The gradual laxness toward alcohol that so marks the present church doesn’t bode well for lives that sharply treasure and display Christ’s wisdom and beauty in this world. In every list Paul and Jesus give of the kinds of sins that will muddy the church in the last days before Jesus returns drunkenness is emphasized.
“Sexual immorality and sensuality” includes sexual expression lacking the restraint and beauty of Christ’s rule. It includes pornography, homosexuality, sexual expression outside of marriage and before marriage. Christians now live with the technology in our homes on which 35% of search engine hits land on pornographic sites. This is exactly what Paul means by the “works of darkness” that Christians will have to “cast off’ and “make no provision for.”
“Quarreling and jealousy” are the sins that break up the community of Christ in the last days. Any thought that keeps replaying a wrong received, any unwillingness to accept and love with a love that genuinely labors and prays for the best for the one who wronged me, or any position or ministry exercised by someone I hate that causes me to wince - all these are the works of darkness that people must cast off when they know what time it is.
But it’s not enough not to do these sins. Paul probes deeper than that - “But put on the Lord Jesus Christ, and make no provision for the flesh, to gratify its desires”(14). This is what putting on Christ entails and I must not make it less than this. Don’t let any thought even enter your head that leads you to think about these things. As we would say, “Don’t go there.”
This must be made specific. If you’re bored or angry or just discouraged don’t even begin to think about finding relief in alcohol. If you’re feeling your husband doesn’t listen to you or understand you, don’t even begin to think about that client or person at work or at church who just seems to listen and understand you so well. If you’ve been lied to or cheated out of something rightfully yours, don’t even begin to think of how unjust it has all been and how others need to know the real truth.

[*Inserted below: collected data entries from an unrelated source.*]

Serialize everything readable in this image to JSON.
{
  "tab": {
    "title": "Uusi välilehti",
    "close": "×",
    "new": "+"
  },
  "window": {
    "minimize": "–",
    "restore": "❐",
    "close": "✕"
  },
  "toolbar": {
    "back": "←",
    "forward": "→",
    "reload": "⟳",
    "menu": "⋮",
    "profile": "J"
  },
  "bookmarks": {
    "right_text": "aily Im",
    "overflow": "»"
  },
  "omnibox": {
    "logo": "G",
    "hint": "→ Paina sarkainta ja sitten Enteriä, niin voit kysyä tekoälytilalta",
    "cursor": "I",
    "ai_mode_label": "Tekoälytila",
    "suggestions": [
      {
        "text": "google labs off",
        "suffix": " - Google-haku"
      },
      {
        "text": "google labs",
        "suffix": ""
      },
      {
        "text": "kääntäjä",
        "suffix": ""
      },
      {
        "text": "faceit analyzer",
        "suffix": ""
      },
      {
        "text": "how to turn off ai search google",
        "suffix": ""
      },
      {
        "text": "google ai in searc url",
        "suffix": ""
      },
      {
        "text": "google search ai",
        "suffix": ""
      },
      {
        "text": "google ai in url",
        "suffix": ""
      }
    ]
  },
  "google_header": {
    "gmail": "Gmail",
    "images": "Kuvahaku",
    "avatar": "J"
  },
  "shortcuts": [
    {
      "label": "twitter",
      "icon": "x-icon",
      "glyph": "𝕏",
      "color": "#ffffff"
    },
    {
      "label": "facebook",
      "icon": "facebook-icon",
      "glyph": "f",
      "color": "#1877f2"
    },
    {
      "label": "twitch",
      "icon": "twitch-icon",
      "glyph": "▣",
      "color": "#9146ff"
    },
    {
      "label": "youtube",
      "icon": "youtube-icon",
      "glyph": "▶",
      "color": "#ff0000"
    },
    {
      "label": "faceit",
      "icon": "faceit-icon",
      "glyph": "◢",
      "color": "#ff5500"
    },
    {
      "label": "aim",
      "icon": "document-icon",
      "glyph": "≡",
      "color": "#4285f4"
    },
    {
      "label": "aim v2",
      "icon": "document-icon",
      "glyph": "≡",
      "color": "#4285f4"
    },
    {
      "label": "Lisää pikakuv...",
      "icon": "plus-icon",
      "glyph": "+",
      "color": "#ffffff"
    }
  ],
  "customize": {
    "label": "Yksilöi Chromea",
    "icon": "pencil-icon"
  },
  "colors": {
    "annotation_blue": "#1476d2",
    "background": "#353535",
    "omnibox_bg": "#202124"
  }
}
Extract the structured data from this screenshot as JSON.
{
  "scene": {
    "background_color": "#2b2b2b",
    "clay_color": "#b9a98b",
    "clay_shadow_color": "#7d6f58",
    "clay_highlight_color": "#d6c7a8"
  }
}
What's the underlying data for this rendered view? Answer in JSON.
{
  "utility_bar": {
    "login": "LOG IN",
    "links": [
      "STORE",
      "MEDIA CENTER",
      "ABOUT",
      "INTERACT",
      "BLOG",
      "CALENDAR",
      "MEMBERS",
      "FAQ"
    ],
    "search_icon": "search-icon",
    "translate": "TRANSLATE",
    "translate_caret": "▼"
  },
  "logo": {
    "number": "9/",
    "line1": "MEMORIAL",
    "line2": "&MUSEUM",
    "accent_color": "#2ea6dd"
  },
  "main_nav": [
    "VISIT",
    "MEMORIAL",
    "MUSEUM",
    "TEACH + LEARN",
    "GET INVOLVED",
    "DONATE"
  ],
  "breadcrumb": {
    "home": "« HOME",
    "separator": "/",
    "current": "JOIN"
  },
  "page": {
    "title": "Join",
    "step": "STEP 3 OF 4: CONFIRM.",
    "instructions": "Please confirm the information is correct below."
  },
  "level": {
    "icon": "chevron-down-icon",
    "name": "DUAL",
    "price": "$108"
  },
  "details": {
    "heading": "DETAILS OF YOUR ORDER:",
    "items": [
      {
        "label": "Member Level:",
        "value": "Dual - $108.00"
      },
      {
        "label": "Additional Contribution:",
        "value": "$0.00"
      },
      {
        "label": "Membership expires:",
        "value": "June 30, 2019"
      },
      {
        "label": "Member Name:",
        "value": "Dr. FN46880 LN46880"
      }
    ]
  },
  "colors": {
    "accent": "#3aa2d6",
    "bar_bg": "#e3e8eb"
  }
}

And don’t even begin to think of how you can divide the whole church up into those who sympathize with you and those who don’t. If someone must hate whom you hate to be your friend you’re a terrible friend. What could be more unloving than to seek to destroy the souls of others by punishing them for not hating your enemy? Don’t even begin to let yourself sink into those thoughts.
Hear the Holy Spirit speak through this profoundly moving text one more time as we close: “Besides this you know the time, that the hour has come for you to wake from sleep. For salvation is nearer to us now than when we first believed. [12] The night is far gone; the day is at hand. So then let us cast off the works of darkness and put on the armor of light. [13] Let us walk properly as in the daytime, not in orgies and drunkenness, not in sexual immorality and sensuality, not in quarreling and jealousy. [14] But put on the Lord Jesus Christ, and make no provision for the flesh, to gratify its desires” (Romans 13:11-14). Amen.